Un an après, mon frère Joxaen et son ami ont été kidnappés par des membres du Gal dans le pays basque nord (côté France, NLDR) où ils étaient réfugiés. C’était mon petit frère, il avait 20 ans. Le plus difficile c’est de s’imaginer ce qu’il a pu vivre. Pendant douze ans, 144 mois, 4500 jours, on a vécu avec l’angoisse. Sans savoir, au gré des rumeurs : un jour on nous disait qu’ils avaient été abandonnés dans la montagne, un autre jour noyés dans une rivière… Des années de souffrance, les pleurs de mes parents. Tant que tu n’as pas de preuve, tu te dis qu’il est encore vivant. Un jour on a su: ils avaient été tués et enterrés dans la chaux vive. Cela a été atroce jusqu’au bout. Quand les corps ont été retrouvés et identifiés, on attendait les cercueils mais la police n’a pas accepté. Nous n’avons pas pu dire au revoir.

J'ai vécu des années et des années en ravalant la douleur, la colère, la rancoeur. Un jour, un ami m'a dit: "nous ne sommes pas responsables de ce que nous ressentons, mais de ce que l'on fait de ce que l'on ressent". J'ai entamé un processus d'acceptation de la souffrance. C'est en réalité la seule façon de ne plus souffrir. C'est long, très dur, et ça se fait dans les larmes.

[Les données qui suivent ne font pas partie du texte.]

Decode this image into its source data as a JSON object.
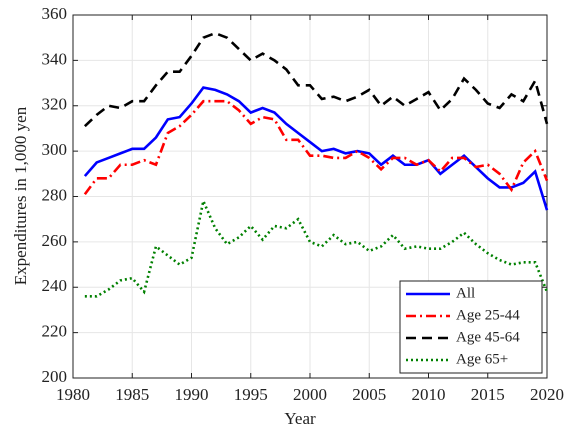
{
  "chart_data": {
    "type": "line",
    "xlabel": "Year",
    "ylabel": "Expenditures in 1,000 yen",
    "x": [
      1981,
      1982,
      1983,
      1984,
      1985,
      1986,
      1987,
      1988,
      1989,
      1990,
      1991,
      1992,
      1993,
      1994,
      1995,
      1996,
      1997,
      1998,
      1999,
      2000,
      2001,
      2002,
      2003,
      2004,
      2005,
      2006,
      2007,
      2008,
      2009,
      2010,
      2011,
      2012,
      2013,
      2014,
      2015,
      2016,
      2017,
      2018,
      2019,
      2020
    ],
    "series": [
      {
        "name": "All",
        "color": "#0000ff",
        "linestyle": "solid",
        "values": [
          289,
          295,
          297,
          299,
          301,
          301,
          306,
          314,
          315,
          321,
          328,
          327,
          325,
          322,
          317,
          319,
          317,
          312,
          308,
          304,
          300,
          301,
          299,
          300,
          299,
          294,
          298,
          294,
          294,
          296,
          290,
          294,
          298,
          293,
          288,
          284,
          284,
          286,
          291,
          274
        ]
      },
      {
        "name": "Age 25-44",
        "color": "#ff0000",
        "linestyle": "dashdot",
        "values": [
          281,
          288,
          288,
          294,
          294,
          296,
          294,
          308,
          311,
          316,
          322,
          322,
          322,
          318,
          312,
          315,
          314,
          305,
          305,
          298,
          298,
          297,
          297,
          300,
          297,
          292,
          297,
          297,
          294,
          296,
          291,
          297,
          297,
          293,
          294,
          290,
          283,
          295,
          300,
          287
        ]
      },
      {
        "name": "Age 45-64",
        "color": "#000000",
        "linestyle": "dashed",
        "values": [
          311,
          316,
          320,
          319,
          322,
          322,
          329,
          335,
          335,
          342,
          350,
          352,
          350,
          345,
          340,
          343,
          340,
          336,
          329,
          329,
          323,
          324,
          322,
          324,
          327,
          320,
          324,
          320,
          323,
          326,
          318,
          323,
          332,
          327,
          321,
          319,
          325,
          322,
          331,
          312
        ]
      },
      {
        "name": "Age 65+",
        "color": "#008000",
        "linestyle": "dotted",
        "values": [
          236,
          236,
          239,
          243,
          244,
          238,
          258,
          254,
          250,
          253,
          278,
          266,
          259,
          262,
          267,
          261,
          267,
          266,
          270,
          260,
          258,
          263,
          259,
          260,
          256,
          258,
          263,
          257,
          258,
          257,
          257,
          260,
          264,
          259,
          255,
          252,
          250,
          251,
          251,
          238
        ]
      }
    ],
    "xlim": [
      1980,
      2020
    ],
    "xticks": [
      1980,
      1985,
      1990,
      1995,
      2000,
      2005,
      2010,
      2015,
      2020
    ],
    "ylim": [
      200,
      360
    ],
    "yticks": [
      200,
      220,
      240,
      260,
      280,
      300,
      320,
      340,
      360
    ],
    "grid": true,
    "legend": "lower right"
  }
}
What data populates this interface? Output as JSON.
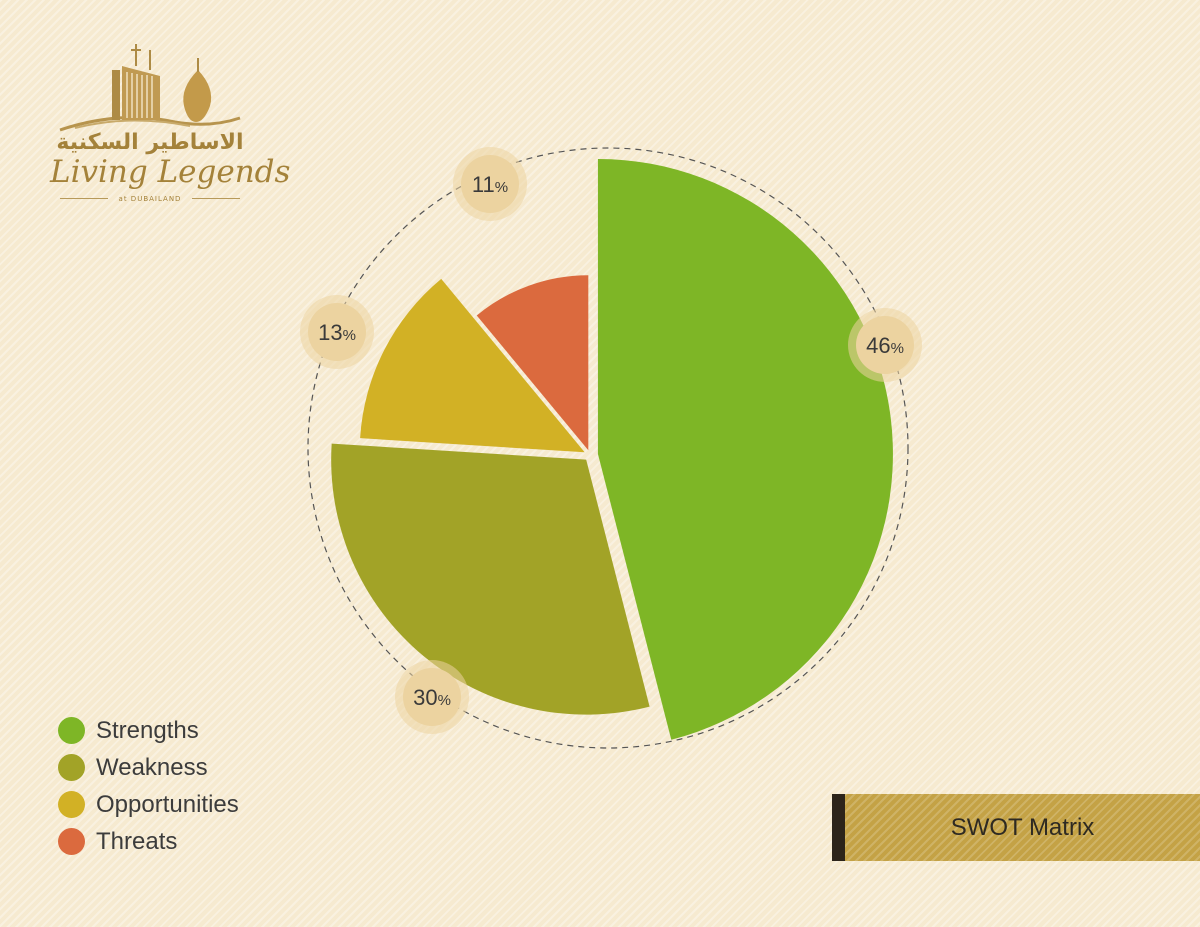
{
  "brand": {
    "arabic_name": "الاساطير السكنية",
    "name": "Living Legends",
    "tagline": "at DUBAILAND"
  },
  "badge": {
    "label": "SWOT Matrix"
  },
  "colors": {
    "strengths": "#7eb626",
    "weakness": "#a2a327",
    "opportunities": "#d2b125",
    "threats": "#db6a3e",
    "badge_fill": "#ecd3a0",
    "logo_gold": "#a4823a"
  },
  "chart_data": {
    "type": "pie",
    "title": "",
    "slices": [
      {
        "name": "Strengths",
        "value": 46,
        "label": "46",
        "color": "#7eb626"
      },
      {
        "name": "Weakness",
        "value": 30,
        "label": "30",
        "color": "#a2a327"
      },
      {
        "name": "Opportunities",
        "value": 13,
        "label": "13",
        "color": "#d2b125"
      },
      {
        "name": "Threats",
        "value": 11,
        "label": "11",
        "color": "#db6a3e"
      }
    ],
    "unit": "%",
    "exploded": true,
    "legend": "bottom-left"
  }
}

Je me suis rapprochée d'autres victimes, nous avons trouvé en nous un endroit où, je vous assure, il n'y a plus de rancoeur, simplement de la douleur. Aujourd'hui, je ne veux pas lutter contre, mais en faveur de. J'interviens dans les écoles depuis quelques années, depuis le jour où j'ai compris que mon témoignage pouvait servir, de savoir qu'on peut respecter les personnes qui nous ont fait souffrir. Je n'ai jamais revu de garde civil. Je voudrais y arriver un jour, mais je ne suis pas encore prête. Je ne peux pas.»

«Il faut qu’on utilise ce qui nous est arrivé pour vivre»

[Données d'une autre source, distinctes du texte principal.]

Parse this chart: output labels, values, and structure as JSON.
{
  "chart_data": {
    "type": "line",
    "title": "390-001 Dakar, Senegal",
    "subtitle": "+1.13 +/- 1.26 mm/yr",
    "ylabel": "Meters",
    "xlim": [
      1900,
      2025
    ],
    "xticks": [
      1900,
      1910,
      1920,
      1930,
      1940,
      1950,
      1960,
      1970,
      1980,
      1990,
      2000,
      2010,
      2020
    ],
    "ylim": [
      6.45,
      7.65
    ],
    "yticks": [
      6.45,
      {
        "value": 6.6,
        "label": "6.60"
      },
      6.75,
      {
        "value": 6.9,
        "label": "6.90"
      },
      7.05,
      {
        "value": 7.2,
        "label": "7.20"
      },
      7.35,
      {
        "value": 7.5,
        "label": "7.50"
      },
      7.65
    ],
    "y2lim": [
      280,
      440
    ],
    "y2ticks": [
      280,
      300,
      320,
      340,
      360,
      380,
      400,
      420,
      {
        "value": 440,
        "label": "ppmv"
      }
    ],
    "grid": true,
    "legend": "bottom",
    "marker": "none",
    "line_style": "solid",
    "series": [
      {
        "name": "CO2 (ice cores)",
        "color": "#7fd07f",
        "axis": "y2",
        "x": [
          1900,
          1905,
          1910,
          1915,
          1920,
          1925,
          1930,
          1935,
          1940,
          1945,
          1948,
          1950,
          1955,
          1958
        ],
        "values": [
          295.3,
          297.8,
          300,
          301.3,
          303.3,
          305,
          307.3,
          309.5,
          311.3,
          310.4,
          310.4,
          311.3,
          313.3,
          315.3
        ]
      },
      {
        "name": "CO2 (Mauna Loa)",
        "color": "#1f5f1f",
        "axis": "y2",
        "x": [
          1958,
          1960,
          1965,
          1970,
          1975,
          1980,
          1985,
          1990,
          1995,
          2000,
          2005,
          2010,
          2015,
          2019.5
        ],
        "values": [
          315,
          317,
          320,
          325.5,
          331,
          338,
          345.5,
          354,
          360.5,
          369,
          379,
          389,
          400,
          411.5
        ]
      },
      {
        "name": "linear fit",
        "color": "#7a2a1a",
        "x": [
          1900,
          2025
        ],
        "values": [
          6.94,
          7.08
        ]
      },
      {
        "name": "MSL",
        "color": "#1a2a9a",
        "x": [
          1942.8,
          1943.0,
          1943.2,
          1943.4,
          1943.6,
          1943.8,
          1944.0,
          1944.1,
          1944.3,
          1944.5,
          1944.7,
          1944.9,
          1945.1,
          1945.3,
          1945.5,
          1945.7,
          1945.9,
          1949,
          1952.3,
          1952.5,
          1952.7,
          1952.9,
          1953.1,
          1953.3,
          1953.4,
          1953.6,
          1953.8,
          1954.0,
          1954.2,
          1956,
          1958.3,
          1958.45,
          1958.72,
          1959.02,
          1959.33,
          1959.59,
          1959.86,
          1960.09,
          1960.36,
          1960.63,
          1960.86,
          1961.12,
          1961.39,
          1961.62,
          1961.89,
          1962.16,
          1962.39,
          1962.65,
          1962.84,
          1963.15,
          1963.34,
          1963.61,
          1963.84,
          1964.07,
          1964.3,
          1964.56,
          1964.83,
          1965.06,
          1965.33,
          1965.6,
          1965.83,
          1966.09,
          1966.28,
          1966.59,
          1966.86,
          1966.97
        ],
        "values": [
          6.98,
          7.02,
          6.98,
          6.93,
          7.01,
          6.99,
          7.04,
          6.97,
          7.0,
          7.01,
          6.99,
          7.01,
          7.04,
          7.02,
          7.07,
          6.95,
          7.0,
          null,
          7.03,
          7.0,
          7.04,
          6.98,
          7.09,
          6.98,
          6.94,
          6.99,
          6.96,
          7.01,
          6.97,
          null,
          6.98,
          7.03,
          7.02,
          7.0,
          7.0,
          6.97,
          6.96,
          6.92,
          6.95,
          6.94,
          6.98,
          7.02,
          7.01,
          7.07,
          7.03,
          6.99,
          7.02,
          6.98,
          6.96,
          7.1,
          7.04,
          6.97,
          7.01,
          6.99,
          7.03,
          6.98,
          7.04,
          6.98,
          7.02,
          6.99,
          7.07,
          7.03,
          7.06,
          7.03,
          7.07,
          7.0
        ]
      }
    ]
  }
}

«A l’époque, j’avais 24 ans, marié deux enfants, de 10 mois et trois ans. J’étais boucher dans le supermarché. En temps normal, je travaillais le matin, mais ce jour-là, exceptionnellement, j’avais échangé à la demande d’un collègue. Donc cet après-midi-là, j’étais à mon poste. Une voiture piégée a explosé devant le magasin. Je me souviens d’un énorme cratère. J’avais les mains brûlées, le visage également. On m’a fait des greffes de la peau. Lors des opérations, j’ai contracté deux hépatites.

A l’hôpital, j’ai fait la connaissance d’autres victimes, de leur famille. En retournant à l’Hipercor ensuite, les gens venaient me trouver pour en parler. Tu prends conscience d’un coup de tous les autres attentats et des souffrances engendrées. Je me suis engagée dans l’assistance aux victimes. Je peux vous dire que de toutes celles que j’ai rencontrées, 99 % veulent que plus personne n’ait à vivre ce qu’elles ont vécu. Il faut que les coupables soient punis pour leurs actes, bien entendu. Mais dans le respect de la loi, nous sommes dans des états de droit.

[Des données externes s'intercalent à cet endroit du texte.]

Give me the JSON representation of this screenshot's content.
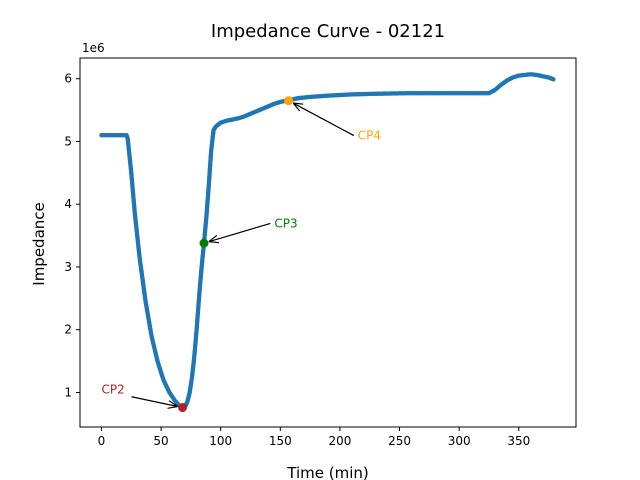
{
  "chart_data": {
    "type": "scatter",
    "title": "Impedance Curve - 02121",
    "xlabel": "Time (min)",
    "ylabel": "Impedance",
    "y_multiplier_label": "1e6",
    "xlim": [
      -18,
      398
    ],
    "ylim": [
      0.45,
      6.33
    ],
    "xticks": [
      0,
      50,
      100,
      150,
      200,
      250,
      300,
      350
    ],
    "yticks": [
      1,
      2,
      3,
      4,
      5,
      6
    ],
    "grid": false,
    "series": [
      {
        "color": "#1f77b4",
        "x": [
          0,
          21,
          22,
          25,
          28,
          32,
          37,
          42,
          47,
          52,
          57,
          62,
          66,
          68,
          70,
          72,
          74,
          76,
          78,
          80,
          82,
          84,
          86,
          88,
          90,
          92,
          94,
          96,
          98,
          100,
          105,
          110,
          115,
          120,
          125,
          130,
          135,
          140,
          145,
          150,
          155,
          158,
          165,
          175,
          190,
          210,
          230,
          260,
          290,
          310,
          325,
          330,
          335,
          340,
          345,
          350,
          355,
          360,
          365,
          370,
          375,
          379
        ],
        "y": [
          5.1,
          5.1,
          5.05,
          4.5,
          3.85,
          3.15,
          2.45,
          1.9,
          1.5,
          1.2,
          1.0,
          0.86,
          0.78,
          0.76,
          0.77,
          0.85,
          1.0,
          1.25,
          1.6,
          2.05,
          2.55,
          3.0,
          3.38,
          3.8,
          4.3,
          4.85,
          5.18,
          5.24,
          5.27,
          5.3,
          5.33,
          5.35,
          5.37,
          5.4,
          5.44,
          5.48,
          5.52,
          5.56,
          5.6,
          5.63,
          5.65,
          5.66,
          5.69,
          5.71,
          5.73,
          5.75,
          5.76,
          5.77,
          5.77,
          5.77,
          5.77,
          5.82,
          5.9,
          5.97,
          6.02,
          6.05,
          6.06,
          6.07,
          6.06,
          6.04,
          6.02,
          5.99
        ]
      }
    ],
    "points": [
      {
        "label": "CP2",
        "x": 68,
        "y": 0.76,
        "color": "#b22222",
        "text_x": 0,
        "text_y": 0.98
      },
      {
        "label": "CP3",
        "x": 86,
        "y": 3.38,
        "color": "#008000",
        "text_x": 145,
        "text_y": 3.63
      },
      {
        "label": "CP4",
        "x": 157,
        "y": 5.65,
        "color": "#ffa500",
        "text_x": 215,
        "text_y": 5.03
      }
    ]
  }
}
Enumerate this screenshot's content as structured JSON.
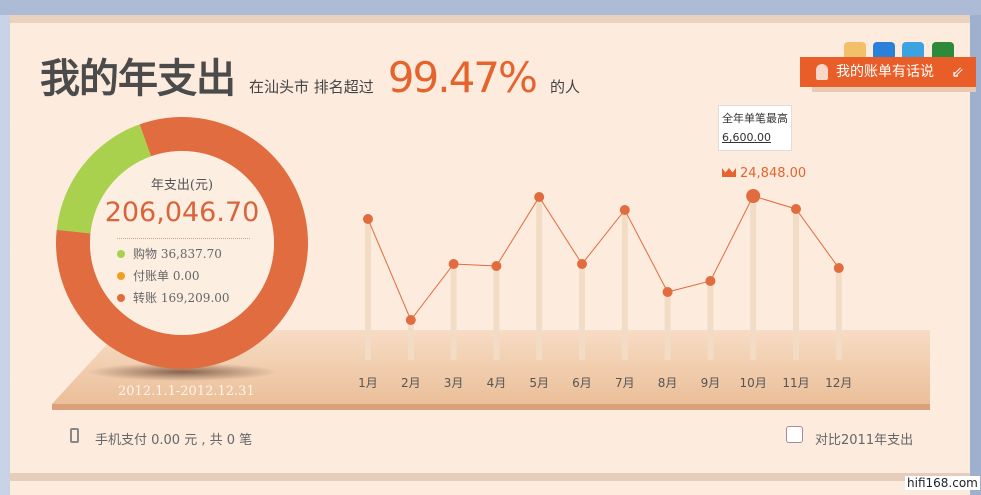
{
  "header": {
    "title": "我的年支出",
    "city_text": "在汕头市 排名超过",
    "percent": "99.47%",
    "suffix": "的人"
  },
  "share": {
    "icons": [
      "weibo-icon",
      "qzone-icon",
      "tencent-weibo-icon",
      "douban-icon"
    ],
    "banner_label": "我的账单有话说",
    "banner_arrow": "⇙"
  },
  "donut": {
    "title": "年支出(元)",
    "total": "206,046.70",
    "date_range": "2012.1.1-2012.12.31",
    "items": [
      {
        "label": "购物 36,837.70",
        "value": 36837.7,
        "color": "#a9d14e"
      },
      {
        "label": "付账单 0.00",
        "value": 0,
        "color": "#f0a020"
      },
      {
        "label": "转账 169,209.00",
        "value": 169209.0,
        "color": "#e06c3f"
      }
    ]
  },
  "chart_data": {
    "type": "line",
    "categories": [
      "1月",
      "2月",
      "3月",
      "4月",
      "5月",
      "6月",
      "7月",
      "8月",
      "9月",
      "10月",
      "11月",
      "12月"
    ],
    "values": [
      21360,
      6060,
      14545,
      14240,
      24700,
      14545,
      22730,
      10300,
      11970,
      24848,
      22880,
      13940
    ],
    "max_label": "24,848.00",
    "max_index": 9,
    "color": "#e06c3f"
  },
  "tooltip": {
    "title": "全年单笔最高",
    "value": "6,600.00"
  },
  "footer": {
    "mobile_text": "手机支付 0.00 元 , 共 0 笔",
    "compare_label": "对比2011年支出",
    "compare_checked": false
  },
  "watermark": "hifi168.com"
}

Je ne pense pas que nous, victimes, devions jouer un rôle politique, non. Nous devons apprendre à survivre, à être résistants et résilients. Il faut qu'on utilise ce qui nous est arrivé pour vivre. Cela s'arrête là. Il y a trois ans, l'un des quatre terroristes de l'Hipercor a demandé à me rencontrer. J'en ai discuté avec ma famille, mon fils m'a dit: "va le voir". J'ai accepté. Si cet assassin veut me parler, je dois lui dire oui. Toutes les victimes ne sont pas d'accord avec moi, mais beaucoup le sont, et je suis allé le voir, avec leur mandat. La conversation a duré une heure et demie. Je ne peux pas tout vous raconter, ce serait trop long. Je lui ai demandé pourquoi, pourquoi cet attentat. Il m'a expliqué, m'a demandé pardon. Le pardon, pour moi, cela ne représente pas grand chose car je ne suis pas catholique. Mais sa repentance, évidemment, je l'attendais.

Je le répète. La plupart des victimes veulent que plus personne n’ait à souffrir ce que nous avons enduré. Mais nous ne sommes pas tous là aujourd’hui. Il manque 1000 morts.»